Tony explained: “If I do a report and the marina feels they have been under scored, they can come back to the standards panel and appeal. The panel comprises 3 industry professionals and an assessor and if it was one of my marinas I would stand down and another assessor would be used.”
Six key areas
The assessor will populate the score sheet during the assessment which helps them compile their report. Criteria are rated according to their overall relevance and will be scored on a 1-10 basis. For the non-scored items there are also drop down boxes with the options yes/no/not sure.
The score is then combined with the results of a berth holder questionnaire and ‘mystery shopper’ report to give a total maximum score which is converted to a percentage.
* Ambience – marina access, first impressions, design and layout, landscaping and aesthetics, office and reception, signage and illumination, destination attractions and activities.
* Policies planning and procedures – berthing contracts, safety rules and risk assessments, insurance, first aid, staff training and marina security. Some have a tickbox to show whether or not the marina has a procedure in place, others are scored such as the overall quality and application of PPP systems.

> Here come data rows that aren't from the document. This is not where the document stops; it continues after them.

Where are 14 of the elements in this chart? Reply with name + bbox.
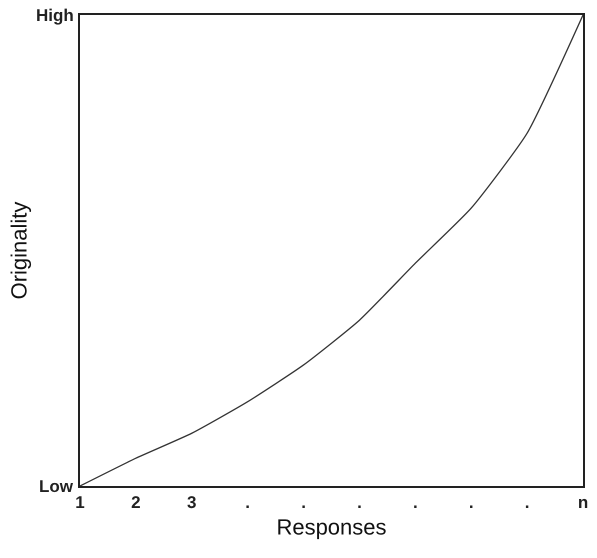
x-tick-label: .: [412, 493, 418, 512]
x-tick-label: .: [357, 493, 362, 512]
x-tick-label: .: [468, 493, 474, 512]
x-tick-label: .: [524, 493, 530, 512]
y-axis-title: Originality: [6, 202, 32, 300]
text: Low: [39, 477, 74, 496]
x-tick-label: 3: [187, 493, 197, 512]
x-tick-label: .: [245, 493, 250, 512]
x-tick-label: n: [578, 493, 588, 512]
x-tick-label: 2: [131, 493, 141, 512]
text: High: [36, 6, 74, 25]
x-tick-label: .: [301, 493, 306, 512]
x-tick-label: 1: [75, 493, 85, 512]
x-axis-title: Responses: [276, 514, 387, 540]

* Customer service – staff appearance and availability, induction for berth holders, customer information, feedback and events, website, tuition and dockside assistance.
* Environmental – management and practices, waste facilities, hazardous materials storage and oil spill containment.
* On water – pedestrian access to berths, safety ladders, lifebuoys, fire-fighting equipment, pontoons and walkways, fuel availability, charter and boat hire.
* On shore – restroom and laundry facilities, car parking, food and access to provisions, availability of accommodation, lifestyle services, lift-out and boatyard services, chandlery, trolleys and carts.
About the marina
Windsor Racecourse Marina’s general manager Neill Walker explained that they are nearing completion of a £1 million investment new pontoons and shoreside facilities.
He said that they had increased the area in water by 50% and the number of berths to 220 at the marina which used to be old Windsor rubbish tip and was dug out in 1971. The fuel station had also been moved out onto the water, making it easier for berth holders and leading to an increase in fuel sales.
The entrance from the River Thames via the Mill Stream has been dredged for the first time in 40 years and the Fairways, the main navigation past the marina, has been widened with 4m of bank taken from the island where the racecourse is situated.
“The dynamics of the marina changed last year with the arrival of 35 new moorers and around 25 this year,” said Neill. “We currently have 96% full with just 14 vacant berths.”
Other improvements have new bespoke security gates, a token-operated pumpout system and the provision of an outside dining area for the summer. The next, on-shore, phase of development will be 34 lodges on a 125-year lease with year-round occupancy.